HESI RN
HESI RN CAT Exit Exam
1. The nurse is evaluating the health status of an older client. Which finding is most important for the nurse to report to the healthcare provider?
- A. Client reports decreased urine output
- B. Client reports loss of appetite
- C. Client reports pain in the lower back
- D. Client reports a persistent cough
Correct answer: C
Rationale: Pain in the lower back is a significant finding in an older client as it can indicate underlying issues such as kidney problems, spinal issues, or even aortic aneurysm. These conditions can be serious and require prompt medical attention. Decreased urine output (choice A) could indicate dehydration or kidney issues but is not as urgent as lower back pain. Loss of appetite (choice B) may be concerning but is not as critical as the potential life-threatening conditions associated with lower back pain. A persistent cough (choice D) is important to assess but is generally not as urgent as the potential serious implications of lower back pain in an older client.
2. The nurse is caring for a client who is receiving a continuous intravenous infusion of heparin. Which laboratory value should the nurse monitor to evaluate the effectiveness of the therapy?
- A. Platelet count
- B. Prothrombin time (PT)
- C. Partial thromboplastin time (PTT)
- D. Hemoglobin level
Correct answer: C
Rationale: The correct answer is C. Partial thromboplastin time (PTT) is the laboratory value that should be monitored to evaluate the effectiveness of heparin therapy.

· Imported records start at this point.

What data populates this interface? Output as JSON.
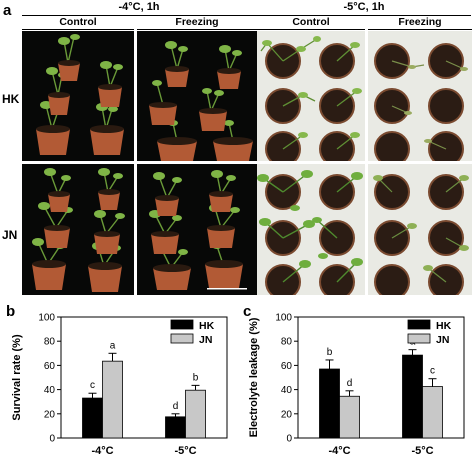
{
  "panel_a": {
    "letter": "a",
    "condition_left": "-4°C, 1h",
    "condition_right": "-5°C, 1h",
    "col_control": "Control",
    "col_freezing": "Freezing",
    "row_hk": "HK",
    "row_jn": "JN"
  },
  "chart_data": [
    {
      "type": "bar",
      "letter": "b",
      "categories": [
        "-4°C",
        "-5°C"
      ],
      "series": [
        {
          "name": "HK",
          "values": [
            33,
            17.5
          ],
          "errors": [
            4,
            2.5
          ],
          "letters": [
            "c",
            "d"
          ],
          "color": "#000000"
        },
        {
          "name": "JN",
          "values": [
            63.5,
            39.5
          ],
          "errors": [
            6.5,
            4
          ],
          "letters": [
            "a",
            "b"
          ],
          "color": "#c8c8c8"
        }
      ],
      "ylabel": "Survival rate (%)",
      "ylim": [
        0,
        100
      ],
      "yticks": [
        0,
        20,
        40,
        60,
        80,
        100
      ],
      "legend": "top-right"
    },
    {
      "type": "bar",
      "letter": "c",
      "categories": [
        "-4°C",
        "-5°C"
      ],
      "series": [
        {
          "name": "HK",
          "values": [
            57,
            68.5
          ],
          "errors": [
            7.5,
            4.5
          ],
          "letters": [
            "b",
            "a"
          ],
          "color": "#000000"
        },
        {
          "name": "JN",
          "values": [
            34.5,
            42.5
          ],
          "errors": [
            4.5,
            6.5
          ],
          "letters": [
            "d",
            "c"
          ],
          "color": "#c8c8c8"
        }
      ],
      "ylabel": "Electrolyte leakage (%)",
      "ylim": [
        0,
        100
      ],
      "yticks": [
        0,
        20,
        40,
        60,
        80,
        100
      ],
      "legend": "top-right"
    }
  ]
}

PTT reflects the intrinsic pathway of coagulation and is specifically sensitive to heparin's anticoagulant effects. Monitoring the PTT helps ensure that the client is within the therapeutic range to prevent clot formation without increasing the risk of bleeding. Choices A, B, and D are incorrect because while they are important laboratory values in other contexts, they are not specifically used to monitor the effectiveness of heparin therapy.

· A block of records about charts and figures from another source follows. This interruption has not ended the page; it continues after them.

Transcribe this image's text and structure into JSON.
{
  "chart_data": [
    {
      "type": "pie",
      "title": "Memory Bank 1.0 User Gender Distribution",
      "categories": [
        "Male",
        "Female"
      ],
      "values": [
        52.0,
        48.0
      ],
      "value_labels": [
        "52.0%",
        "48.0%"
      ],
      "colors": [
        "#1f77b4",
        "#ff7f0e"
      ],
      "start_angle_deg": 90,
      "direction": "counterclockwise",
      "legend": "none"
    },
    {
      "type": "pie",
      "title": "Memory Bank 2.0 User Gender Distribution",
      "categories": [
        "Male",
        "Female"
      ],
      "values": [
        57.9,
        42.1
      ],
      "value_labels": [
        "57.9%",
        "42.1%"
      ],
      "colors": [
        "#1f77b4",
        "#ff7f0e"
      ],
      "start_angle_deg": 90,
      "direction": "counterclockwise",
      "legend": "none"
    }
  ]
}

3. A postoperative client returns to the nursing unit following a ureter lithotomy via a flank incision. Which potential nursing problem has the highest priority when planning nursing care for this client?
- A. Ineffective airway clearance
- B. Altered nutrition less than body requirements
- C. Fluid volume excess
- D. Activity intolerance
Correct answer: A
Rationale: The correct answer is 'Ineffective airway clearance.' Following a ureter lithotomy via a flank incision, the highest priority nursing problem is ensuring the client's airway remains clear. This is crucial for effective breathing and oxygenation. Altered nutrition, fluid volume excess, and activity intolerance are important to address but are of lower priority compared to maintaining a clear airway postoperatively.
4. Nurses working in labor and delivery are demanding a change in policy because they believe they are required to float more often than nurses on other units. However, floating to labor and delivery is not reciprocated because other nurses are not competent to provide highly specialized obstetrical skills. What action is best for the nurse-manager to implement?
- A. Require cross-training for obstetrics for other nurses
- B. Propose a method for self-staffing labor and delivery
- C. Remind nurses that floating is an administrative policy
- D. Encourage nurses to share their feelings with administration
Correct answer: B
Rationale: The best action for the nurse-manager to implement is to propose a method for self-staffing labor and delivery. This approach allows nurses to manage their schedules, ensuring a fair balance of workloads. Requiring cross-training for obstetrics for other nurses (Choice A) may not be feasible or necessary for all units. Reminding nurses that floating is an administrative policy (Choice C) does not address the underlying issue of workload balance. Encouraging nurses to share their feelings with administration (Choice D) may not lead to a concrete solution for the unequal floating concerns.
5. A 2-year-old boy with short bowel syndrome has progressed to receiving enteral feedings only. Today his stools are occurring more frequently and have a more liquid consistency. His temperature is 102.2°F and he has vomited twice in the past four hours. Which assessment finding indicates that the child is becoming dehydrated?
- A. Occult blood in the stool
- B. Abdominal distention
- C. Elevated urine specific gravity
- D. Hyperactive bowel sounds
Correct answer: C
Rationale: Elevated urine specific gravity is a sign of dehydration in children. In the scenario provided, the child is experiencing increased stool frequency, liquid consistency, fever, and vomiting, indicating fluid loss and potential dehydration. Occult blood in the stool may suggest gastrointestinal bleeding but is not a direct indicator of dehydration. Abdominal distention can be seen in various conditions and is not specific to dehydration. Hyperactive bowel sounds are more commonly associated with increased bowel motility, not necessarily dehydration.